Ruling Hits California Developers

ALAMEDA, Calif. — A recent California appeals court ruling will require developers of many community facilities districts to pay so-called prevailing wages for all public improvements, whether or not they are financed with bonds.

The development could make it more difficult for many such projects to get off the ground, according to Los Angeles public finance and real estate attorney Lewis Feldman.

“It just adds to expenses associated with infrastructure provided by private developers,” said Feldman, who heads the public-private development practice at Goodwin Procter LLP, which highlighted the case in its monthly Public Finance Update publication.

The ruling came in late December in the case Azusa Land Partners LLP v. Department of Industrial Relations.

The developers petitioned the California State Supreme Court for a review on Friday, said their attorney, Patrick Perry. The high court has up to 90 days to decide if it will hear the case.

The lawsuit stems from a 517-acre community facilities district in the Southern California city of Azusa, on which developers planned a primarily residential development. To finance its public infrastructure, they used a $71.1 million bond issue in 2007, backed with a special tax on the community facilities district — a Mello-Roos bond in California parlance.

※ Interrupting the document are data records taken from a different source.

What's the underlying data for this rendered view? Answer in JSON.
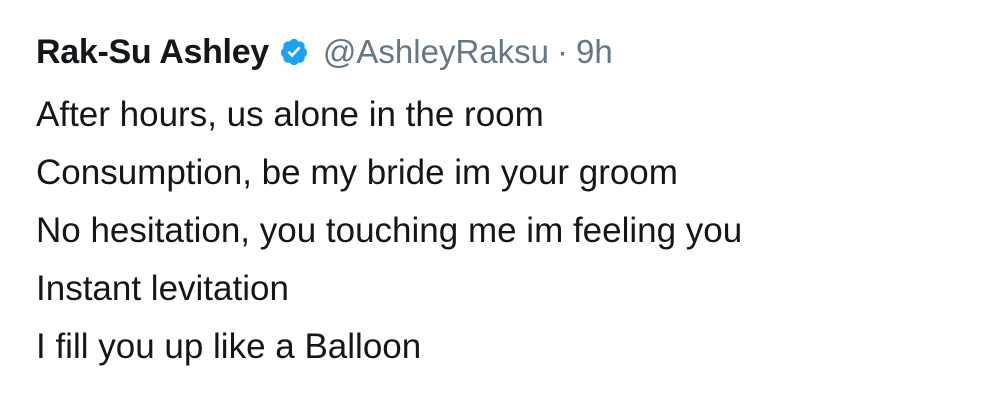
{
  "tweet": {
    "author_name": "Rak-Su Ashley",
    "verified_icon": "verified-badge-icon",
    "handle": "@AshleyRaksu",
    "separator": "·",
    "time": "9h",
    "lines": [
      "After hours, us alone in the room",
      "Consumption, be my bride im your groom",
      "No hesitation, you touching me im feeling you",
      "Instant levitation",
      "I fill you up like a Balloon"
    ]
  },
  "colors": {
    "text": "#14171a",
    "muted": "#657786",
    "verified": "#1da1f2"
  }
}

The state’s Department of Industrial Relations became involved, and in 2007 issued a determination that requires payment of union-scale prevailing wages on public infrastructure in the district that is not being financed by the bonds.

If the appellate court ruling stands, it could have a critical impact on the viability of some developments financed using Mello-Roos bonds, Feldman said.

There’s no question that state law requires prevailing wages on projects paid for with bond money, he said. But the court’s ruling extends the reach of the prevailing-wage requirements to every public improvement that is required to be built as a condition for regulatory approval of the project.

That puts developers in the position of having to pay higher wages even for ­relatively simple work, such as park landscaping, according to Feldman.

The ruling will impact a certain subset of potential projects, he said. The appellate court ruling specifically affects so-called general law cities, such as Azusa.

Cities that have adopted a charter have more discretion to set their own policies, Feldman said. But general law cities, which tend to be smaller, are more tightly bound by state statutes.

The ruling won’t have an impact in big cities like Los Angeles and San Francisco, where political reality dictates prevailing wages on any project where there is public financial involvement, he said. But it will make a difference in smaller suburban and urban developments.

“What this does is it makes people, ­developers and public-private partnership folks, and governments that need to induce development for jobs, think twice about the economics of a project,” ­Feldman said.

Residential development has already been hit hard by the California housing bust.

The prevailing wage issue is only one of the problems facing the Azusa development, and a relatively small one, according to disclosure documents filed in connection with the Azusa Community Facilities District No. 2005-1 bonds on the Municipal Securities Rulemaking Board’s EMMA site.

In 2009, the original developer defaulted on a promissory note to lender San Diego National Bank, which was itself later ­taken over by the Federal Deposit Insurance Corp. The FDIC ultimately ­transferred the San Diego bank’s assets to U.S. Bank ­National Association, which sold the Azusa property to a new developer, the disclosure report said.

“As a result of deteriorating overall market conditions, lot sales in all planning areas have halted and projections regarding remaining lot sales have been suspended,” said the disclosure, filed in September.